Или я не пытался писать о ней рассказ? Но это совсем не то, что придумывать. Никогда я об этом не смогу написать!

Утром, с утра, когда куришь в форточку и видишь, что все рядом, все есть и не пропадает, - исчезает даже охота присесть на минуту и записать в блокнот, что видишь. Хотя бы про эти суда или про что. А если б их видел из своего окна в Минске, тотчас бы сел и немедленно записал!..

Такая вот белиберда...

Нина проснулась, сидит, намазываясь из разных коробочек. Пудрится, чернит брови, растягивая по ним тушь спичкой, обернутой ватой. Накладывает тени на свое молочно-белое лицо с еще девичьим румянцем, которое от ее украшательств не становится ни хуже, ни лучше. Она уже умылась двумя пальцами, сидит голая, халатик распахнулся, нога на ноге, в перекрестье округлых бедер соблазнительнейший мысок... Я тут как тут! Присаживаюсь возле колен, начинаю перестраивать ее позу, чтоб обозреть заветную щель. Нина привыкла, терпеливо сносит мои манипуляции с ее бедрами. Объясняет свою уступчивость так: "Есть мужики, которым легче дать, чем объяснять, что не хочешь давать". Я пытаюсь понять неутолимый голод в крови, который вызывает Нина. Она совсем обнаглела в постели: пердит, отвлекается во время любви. А я схожу с ума, когда мои ноги переплетаются с ее ногами. Моя сперма еще сочится из нее... Даже не подмылась!
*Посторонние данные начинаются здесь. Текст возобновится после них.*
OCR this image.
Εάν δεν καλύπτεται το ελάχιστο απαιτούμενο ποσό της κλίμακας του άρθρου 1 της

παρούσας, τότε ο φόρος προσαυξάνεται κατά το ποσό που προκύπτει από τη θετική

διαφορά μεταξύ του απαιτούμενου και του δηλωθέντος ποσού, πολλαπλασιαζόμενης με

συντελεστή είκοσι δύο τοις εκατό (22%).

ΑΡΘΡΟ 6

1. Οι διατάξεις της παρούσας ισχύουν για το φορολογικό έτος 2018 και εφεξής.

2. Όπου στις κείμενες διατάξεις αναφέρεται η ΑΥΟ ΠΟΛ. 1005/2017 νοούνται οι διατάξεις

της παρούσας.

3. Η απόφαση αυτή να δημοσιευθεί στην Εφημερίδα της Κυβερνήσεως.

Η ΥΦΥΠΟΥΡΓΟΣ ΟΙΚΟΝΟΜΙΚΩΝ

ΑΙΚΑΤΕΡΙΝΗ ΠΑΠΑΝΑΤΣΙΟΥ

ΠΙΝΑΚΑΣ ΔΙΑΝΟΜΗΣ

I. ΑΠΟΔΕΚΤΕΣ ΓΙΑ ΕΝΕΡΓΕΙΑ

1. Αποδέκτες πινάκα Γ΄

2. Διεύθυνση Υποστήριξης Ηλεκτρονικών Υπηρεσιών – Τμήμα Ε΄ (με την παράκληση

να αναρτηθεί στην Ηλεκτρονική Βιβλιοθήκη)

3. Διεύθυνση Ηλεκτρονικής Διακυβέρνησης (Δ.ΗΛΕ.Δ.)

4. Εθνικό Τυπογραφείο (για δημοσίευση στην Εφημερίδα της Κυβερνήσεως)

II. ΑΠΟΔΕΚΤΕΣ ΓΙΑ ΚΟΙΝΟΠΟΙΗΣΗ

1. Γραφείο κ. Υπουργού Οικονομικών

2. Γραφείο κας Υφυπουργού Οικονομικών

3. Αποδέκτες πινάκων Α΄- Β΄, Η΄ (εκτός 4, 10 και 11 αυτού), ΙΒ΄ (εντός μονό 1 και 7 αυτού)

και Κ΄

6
А потом будет мне пенять, что от нее "пахнет пиздятиной". Мол, она стесняется, беря уроки музыки у такого же преподавателя, как сама. Поскольку этот преподаватель может унюхать под аккорды гитары, что от нее воняет... Я пробую пристроиться к Нине, но ничего не выходит, когда она так сидит. Подкрашивайся - или я тебе помешаю? Только сядь по-человечески...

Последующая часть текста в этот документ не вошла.